The web was made of those perceived limitations that I held like cement within. The web was made of obstacles that I had taken on as permanent holding walls. The web was all the things I unknowingly kept as secrets.
I sat in paralysis. I watched others thrive. As a school girl, I accepted my death comfortably. I knew I couldn’t act, because I knew I couldn’t speak. I was a trapped animal within.
But I understand why I got so comfortable sitting there in stillness. You get to take in a lot of life through watching others. Through allowing yourself to sink in and be still, you understand and feel a lot beyond what is said in society.
You get comfortable with the immense beauty and tragedy within people. You become a beacon of compassion. But you also become a confused bucket of fear when it comes to action. I got so nervous when I would have to play baseball in physical education class that I got sick.
For the first half of my life, I had been paralyzed by fear. I’ve stepped out to do certain things. But anything that would take a lot of communication with others, I’ve mostly avoided. I didn’t know for a long time that much of my avoidance was due to the voices in my head, which repeated in their own unique way.
The voices told me that I wasn’t good enough, that I wasn’t like other people, and that I wasn’t capable. I did the world a favor and stayed hidden and quiet. I lived apologetically for my being.
As I grew older, into teenage years, people’s words and actions continually hurt me. I was a dehydrating moth floating into death, in the web strands of others. No one saw me. I was glad. It was more comfortable to be alone if I had to die so vulnerably.
There were times that I felt so dried out and hopeless. I remember realizing that I had no personality of my own. I just reacted in the ways I saw that were considered to be normal or polite when people spoke to me.
I was afraid of my own voice — so afraid that it would cause me to be rejected. I’d much rather that they just stay guessing at who I was. And I’d prefer to have quick moments interacting with people and then be left alone, than try to have meaningful conversations.
Because it’s no fun to keep talking when you’re pretending to be okay.
That was then. This is now.
Now I practice sharing my voice with whomever is around me. I’ve shared my voice enough that the right people wind up around me to hear the messages that are coming from deep in my soul, from spirit.
I dare myself to dig deeper, to find more, and share it openly. It has become a fun game to play. Life has opened up to me wider each time I break an old agreement of unworthiness and share my truth.

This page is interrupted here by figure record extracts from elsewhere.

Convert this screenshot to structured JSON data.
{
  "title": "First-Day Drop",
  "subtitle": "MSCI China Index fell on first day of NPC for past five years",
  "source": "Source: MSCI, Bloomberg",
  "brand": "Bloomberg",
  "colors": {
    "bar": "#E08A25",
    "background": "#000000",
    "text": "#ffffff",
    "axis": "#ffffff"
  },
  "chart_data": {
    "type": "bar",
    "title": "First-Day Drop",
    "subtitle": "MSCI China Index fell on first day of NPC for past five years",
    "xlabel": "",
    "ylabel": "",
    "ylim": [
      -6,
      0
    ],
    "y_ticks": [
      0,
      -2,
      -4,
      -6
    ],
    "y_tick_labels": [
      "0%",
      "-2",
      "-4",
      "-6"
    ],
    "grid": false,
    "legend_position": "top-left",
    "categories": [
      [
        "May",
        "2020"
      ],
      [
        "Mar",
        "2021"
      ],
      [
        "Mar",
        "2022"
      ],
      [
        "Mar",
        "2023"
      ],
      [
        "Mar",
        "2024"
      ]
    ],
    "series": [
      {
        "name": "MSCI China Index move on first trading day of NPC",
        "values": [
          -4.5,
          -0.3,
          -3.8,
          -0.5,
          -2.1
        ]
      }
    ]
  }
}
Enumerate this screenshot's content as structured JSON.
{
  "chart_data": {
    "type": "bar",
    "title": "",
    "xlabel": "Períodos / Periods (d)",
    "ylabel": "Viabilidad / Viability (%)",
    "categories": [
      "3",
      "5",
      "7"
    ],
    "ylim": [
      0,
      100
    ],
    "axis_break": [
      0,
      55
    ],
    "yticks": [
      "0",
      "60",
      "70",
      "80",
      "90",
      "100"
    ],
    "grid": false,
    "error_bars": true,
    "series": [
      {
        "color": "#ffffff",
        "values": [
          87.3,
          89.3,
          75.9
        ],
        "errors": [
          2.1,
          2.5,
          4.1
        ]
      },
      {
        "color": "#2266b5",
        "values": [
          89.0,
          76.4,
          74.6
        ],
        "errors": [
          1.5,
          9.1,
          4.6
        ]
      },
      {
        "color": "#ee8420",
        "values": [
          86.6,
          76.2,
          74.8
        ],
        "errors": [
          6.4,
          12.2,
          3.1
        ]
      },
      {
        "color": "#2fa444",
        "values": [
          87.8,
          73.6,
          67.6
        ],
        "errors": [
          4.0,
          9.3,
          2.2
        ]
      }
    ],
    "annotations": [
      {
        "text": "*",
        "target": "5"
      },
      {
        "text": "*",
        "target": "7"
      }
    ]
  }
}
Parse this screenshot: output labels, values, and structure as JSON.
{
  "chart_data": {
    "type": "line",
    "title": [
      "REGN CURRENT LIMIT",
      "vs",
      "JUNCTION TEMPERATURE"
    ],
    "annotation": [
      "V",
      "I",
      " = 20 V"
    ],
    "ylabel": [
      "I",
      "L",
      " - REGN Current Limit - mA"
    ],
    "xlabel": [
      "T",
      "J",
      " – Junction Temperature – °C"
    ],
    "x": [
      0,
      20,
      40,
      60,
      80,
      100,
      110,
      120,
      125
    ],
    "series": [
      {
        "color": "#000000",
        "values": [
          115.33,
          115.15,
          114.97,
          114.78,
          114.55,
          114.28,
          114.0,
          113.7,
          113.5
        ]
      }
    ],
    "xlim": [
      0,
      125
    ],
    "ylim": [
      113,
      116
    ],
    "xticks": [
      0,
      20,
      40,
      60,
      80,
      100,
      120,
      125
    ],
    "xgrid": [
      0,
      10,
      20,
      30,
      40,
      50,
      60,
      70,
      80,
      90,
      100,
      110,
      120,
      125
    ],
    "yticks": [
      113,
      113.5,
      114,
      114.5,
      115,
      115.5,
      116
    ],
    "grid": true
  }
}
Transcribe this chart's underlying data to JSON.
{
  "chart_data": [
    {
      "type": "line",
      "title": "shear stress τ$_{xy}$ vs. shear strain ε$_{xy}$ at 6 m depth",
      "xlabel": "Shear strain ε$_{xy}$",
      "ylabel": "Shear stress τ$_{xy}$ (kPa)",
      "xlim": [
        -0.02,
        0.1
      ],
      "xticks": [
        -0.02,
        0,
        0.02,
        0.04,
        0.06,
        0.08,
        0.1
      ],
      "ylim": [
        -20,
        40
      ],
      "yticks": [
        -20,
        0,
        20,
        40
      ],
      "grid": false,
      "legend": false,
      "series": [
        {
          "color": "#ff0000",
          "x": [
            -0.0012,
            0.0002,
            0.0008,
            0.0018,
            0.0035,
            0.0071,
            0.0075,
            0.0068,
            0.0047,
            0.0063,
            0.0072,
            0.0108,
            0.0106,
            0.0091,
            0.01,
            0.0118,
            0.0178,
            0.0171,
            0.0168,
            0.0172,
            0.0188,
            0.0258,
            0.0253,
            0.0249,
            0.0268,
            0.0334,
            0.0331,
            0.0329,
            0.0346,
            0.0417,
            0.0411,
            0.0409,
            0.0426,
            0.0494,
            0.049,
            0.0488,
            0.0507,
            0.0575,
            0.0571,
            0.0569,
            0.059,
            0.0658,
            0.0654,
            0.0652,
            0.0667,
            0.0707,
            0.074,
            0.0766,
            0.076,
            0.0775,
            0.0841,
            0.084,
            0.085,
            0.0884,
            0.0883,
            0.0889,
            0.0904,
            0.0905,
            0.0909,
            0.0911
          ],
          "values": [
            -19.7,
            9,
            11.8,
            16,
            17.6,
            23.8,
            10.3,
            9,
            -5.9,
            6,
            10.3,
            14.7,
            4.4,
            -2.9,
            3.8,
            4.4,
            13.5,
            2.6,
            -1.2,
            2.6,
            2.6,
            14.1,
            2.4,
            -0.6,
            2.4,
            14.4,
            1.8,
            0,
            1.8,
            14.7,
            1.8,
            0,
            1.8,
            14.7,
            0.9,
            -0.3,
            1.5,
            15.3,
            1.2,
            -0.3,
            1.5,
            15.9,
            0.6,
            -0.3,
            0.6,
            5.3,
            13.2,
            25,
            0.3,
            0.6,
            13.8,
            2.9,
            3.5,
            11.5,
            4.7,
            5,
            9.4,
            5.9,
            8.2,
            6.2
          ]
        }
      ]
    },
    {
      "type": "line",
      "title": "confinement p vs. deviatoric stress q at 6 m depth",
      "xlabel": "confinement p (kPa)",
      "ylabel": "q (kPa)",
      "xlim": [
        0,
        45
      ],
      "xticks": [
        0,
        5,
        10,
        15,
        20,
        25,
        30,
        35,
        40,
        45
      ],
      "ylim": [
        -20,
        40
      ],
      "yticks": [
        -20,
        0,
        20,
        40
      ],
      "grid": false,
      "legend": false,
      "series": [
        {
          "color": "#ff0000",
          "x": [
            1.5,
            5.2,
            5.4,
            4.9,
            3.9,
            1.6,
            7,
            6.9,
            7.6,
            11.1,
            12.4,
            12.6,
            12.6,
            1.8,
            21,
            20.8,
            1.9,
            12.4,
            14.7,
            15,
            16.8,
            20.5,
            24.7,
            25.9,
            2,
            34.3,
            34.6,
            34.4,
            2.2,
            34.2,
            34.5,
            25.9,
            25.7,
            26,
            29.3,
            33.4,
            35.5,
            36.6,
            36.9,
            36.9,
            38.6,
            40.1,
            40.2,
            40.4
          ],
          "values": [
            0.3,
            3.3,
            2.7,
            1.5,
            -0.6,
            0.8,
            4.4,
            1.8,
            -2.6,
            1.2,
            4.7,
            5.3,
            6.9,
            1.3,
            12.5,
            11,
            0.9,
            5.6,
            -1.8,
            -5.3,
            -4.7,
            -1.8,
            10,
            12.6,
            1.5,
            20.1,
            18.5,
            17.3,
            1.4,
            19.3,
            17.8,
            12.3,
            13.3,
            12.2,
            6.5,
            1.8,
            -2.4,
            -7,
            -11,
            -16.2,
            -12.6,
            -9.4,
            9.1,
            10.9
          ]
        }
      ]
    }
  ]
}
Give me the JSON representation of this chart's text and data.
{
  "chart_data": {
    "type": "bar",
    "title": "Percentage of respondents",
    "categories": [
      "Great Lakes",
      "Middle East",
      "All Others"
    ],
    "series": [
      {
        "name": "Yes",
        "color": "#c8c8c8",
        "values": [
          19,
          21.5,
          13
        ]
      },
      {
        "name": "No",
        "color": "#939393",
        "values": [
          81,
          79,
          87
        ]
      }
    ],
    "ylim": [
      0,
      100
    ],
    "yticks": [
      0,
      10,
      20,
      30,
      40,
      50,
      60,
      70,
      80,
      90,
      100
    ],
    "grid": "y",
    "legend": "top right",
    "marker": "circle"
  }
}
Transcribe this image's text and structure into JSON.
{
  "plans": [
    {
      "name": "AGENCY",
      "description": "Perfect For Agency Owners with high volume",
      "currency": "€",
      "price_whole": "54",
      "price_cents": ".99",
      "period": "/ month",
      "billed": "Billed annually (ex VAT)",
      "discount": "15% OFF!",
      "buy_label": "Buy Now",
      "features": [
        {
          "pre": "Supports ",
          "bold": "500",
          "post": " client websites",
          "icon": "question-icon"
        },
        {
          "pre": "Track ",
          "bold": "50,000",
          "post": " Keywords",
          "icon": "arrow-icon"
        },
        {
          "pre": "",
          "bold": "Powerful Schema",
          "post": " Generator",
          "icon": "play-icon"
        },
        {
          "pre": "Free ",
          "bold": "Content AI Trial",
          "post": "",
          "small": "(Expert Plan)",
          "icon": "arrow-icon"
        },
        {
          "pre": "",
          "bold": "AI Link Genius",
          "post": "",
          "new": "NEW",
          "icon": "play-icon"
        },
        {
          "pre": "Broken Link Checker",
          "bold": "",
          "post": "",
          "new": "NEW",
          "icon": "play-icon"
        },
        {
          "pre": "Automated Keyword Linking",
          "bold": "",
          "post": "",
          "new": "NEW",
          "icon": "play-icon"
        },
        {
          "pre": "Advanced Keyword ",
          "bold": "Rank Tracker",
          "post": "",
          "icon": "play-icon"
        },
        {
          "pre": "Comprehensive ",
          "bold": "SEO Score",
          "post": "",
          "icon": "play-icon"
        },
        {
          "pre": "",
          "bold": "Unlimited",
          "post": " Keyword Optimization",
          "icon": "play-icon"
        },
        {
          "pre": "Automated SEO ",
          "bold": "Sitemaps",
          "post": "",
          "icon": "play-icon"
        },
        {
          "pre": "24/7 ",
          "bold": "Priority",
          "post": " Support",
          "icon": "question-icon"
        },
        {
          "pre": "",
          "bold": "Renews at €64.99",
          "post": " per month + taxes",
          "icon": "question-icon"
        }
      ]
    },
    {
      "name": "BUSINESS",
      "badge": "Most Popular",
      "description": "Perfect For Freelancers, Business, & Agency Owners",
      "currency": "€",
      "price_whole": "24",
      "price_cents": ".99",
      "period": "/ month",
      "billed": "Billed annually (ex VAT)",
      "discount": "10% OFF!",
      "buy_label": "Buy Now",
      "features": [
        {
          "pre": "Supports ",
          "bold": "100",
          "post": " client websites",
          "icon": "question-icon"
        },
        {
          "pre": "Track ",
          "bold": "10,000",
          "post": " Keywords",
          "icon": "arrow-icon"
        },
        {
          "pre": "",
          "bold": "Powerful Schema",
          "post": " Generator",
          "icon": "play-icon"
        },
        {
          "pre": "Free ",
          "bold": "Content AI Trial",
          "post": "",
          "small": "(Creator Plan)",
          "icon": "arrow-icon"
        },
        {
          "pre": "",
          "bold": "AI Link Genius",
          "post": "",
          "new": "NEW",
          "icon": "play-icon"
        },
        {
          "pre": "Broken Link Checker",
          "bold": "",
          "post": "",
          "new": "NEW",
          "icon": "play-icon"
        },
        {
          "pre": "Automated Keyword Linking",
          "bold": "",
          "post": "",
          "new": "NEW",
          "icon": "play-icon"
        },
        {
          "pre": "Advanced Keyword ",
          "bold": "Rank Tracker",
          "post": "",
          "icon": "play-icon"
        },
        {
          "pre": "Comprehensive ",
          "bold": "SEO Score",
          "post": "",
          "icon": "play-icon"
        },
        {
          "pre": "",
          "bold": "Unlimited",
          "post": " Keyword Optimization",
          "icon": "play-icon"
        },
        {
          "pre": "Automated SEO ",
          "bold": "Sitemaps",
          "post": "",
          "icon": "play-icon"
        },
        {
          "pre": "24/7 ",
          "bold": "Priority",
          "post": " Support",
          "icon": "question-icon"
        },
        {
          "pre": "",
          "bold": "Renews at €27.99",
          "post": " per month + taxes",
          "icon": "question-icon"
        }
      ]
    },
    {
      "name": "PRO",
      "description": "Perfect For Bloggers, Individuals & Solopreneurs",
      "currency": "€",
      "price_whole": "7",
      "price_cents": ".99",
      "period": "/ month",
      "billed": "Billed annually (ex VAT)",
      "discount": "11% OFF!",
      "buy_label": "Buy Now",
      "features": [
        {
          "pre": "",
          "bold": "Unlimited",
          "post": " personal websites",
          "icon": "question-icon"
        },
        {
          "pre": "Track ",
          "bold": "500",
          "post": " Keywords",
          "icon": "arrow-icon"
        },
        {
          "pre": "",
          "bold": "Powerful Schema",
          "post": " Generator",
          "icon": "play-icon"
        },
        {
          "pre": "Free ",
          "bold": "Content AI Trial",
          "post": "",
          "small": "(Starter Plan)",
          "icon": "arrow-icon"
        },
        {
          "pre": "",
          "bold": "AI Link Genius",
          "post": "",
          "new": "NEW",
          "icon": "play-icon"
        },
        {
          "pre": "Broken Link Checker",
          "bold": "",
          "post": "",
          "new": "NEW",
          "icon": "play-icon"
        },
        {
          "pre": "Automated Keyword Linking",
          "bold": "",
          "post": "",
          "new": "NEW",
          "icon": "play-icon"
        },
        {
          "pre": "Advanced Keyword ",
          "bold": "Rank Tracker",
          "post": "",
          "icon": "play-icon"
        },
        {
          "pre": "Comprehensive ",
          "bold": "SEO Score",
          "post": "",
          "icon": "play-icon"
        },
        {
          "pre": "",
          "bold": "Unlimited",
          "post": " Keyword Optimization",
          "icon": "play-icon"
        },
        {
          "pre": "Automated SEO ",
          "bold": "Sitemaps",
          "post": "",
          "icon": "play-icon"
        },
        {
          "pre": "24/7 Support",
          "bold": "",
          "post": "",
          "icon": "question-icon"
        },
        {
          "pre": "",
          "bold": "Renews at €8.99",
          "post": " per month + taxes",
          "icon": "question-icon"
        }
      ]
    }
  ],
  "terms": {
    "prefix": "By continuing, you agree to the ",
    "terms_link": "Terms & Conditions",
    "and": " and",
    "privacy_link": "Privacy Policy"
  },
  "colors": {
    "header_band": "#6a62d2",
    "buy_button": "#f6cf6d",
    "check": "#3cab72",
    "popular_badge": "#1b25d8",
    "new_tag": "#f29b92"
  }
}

I’ve found that others were going through the same things that I have been through. Both the good and the bad are beautiful now. There’s no need to hide and feel ashamed of truth. It helps others and myself whenever I dare to share. It opens doors into life we never knew was there. Life feels limitless and loving now that I love myself and all of life unconditionally.
Over the continuing markers of my true voice appearing to me, I am realizing that I am no longer a dead carcass hanging in a web. A breeze came.
After I let go of the life I thought was mine — my sufferings, my shyness, my need to hide, my vow to stay silent and hidden — the breeze took me away. But my carcass remained as a marker of where I had been.
I was taken away by death. I floated into life again. Within the same body, in the same lifetime, I am new. I am full. I am well and able. I am my true work which is love and light.
Instead of waiting for others to ask me a question before I speak, I now share my stories, my experiences, and spirit that moves through me. I love my life. I love my being.
My grandmother used to tell me, “You have just as much right to be here as anybody else”. She used to worry about me being so shy. I get it now. I thought I got it years ago but I didn’t — not the full message.
I get the message now, much fuller, in my own sweet time, and in my own unique way. I got it the only way I could — through befriending and freeing my voice.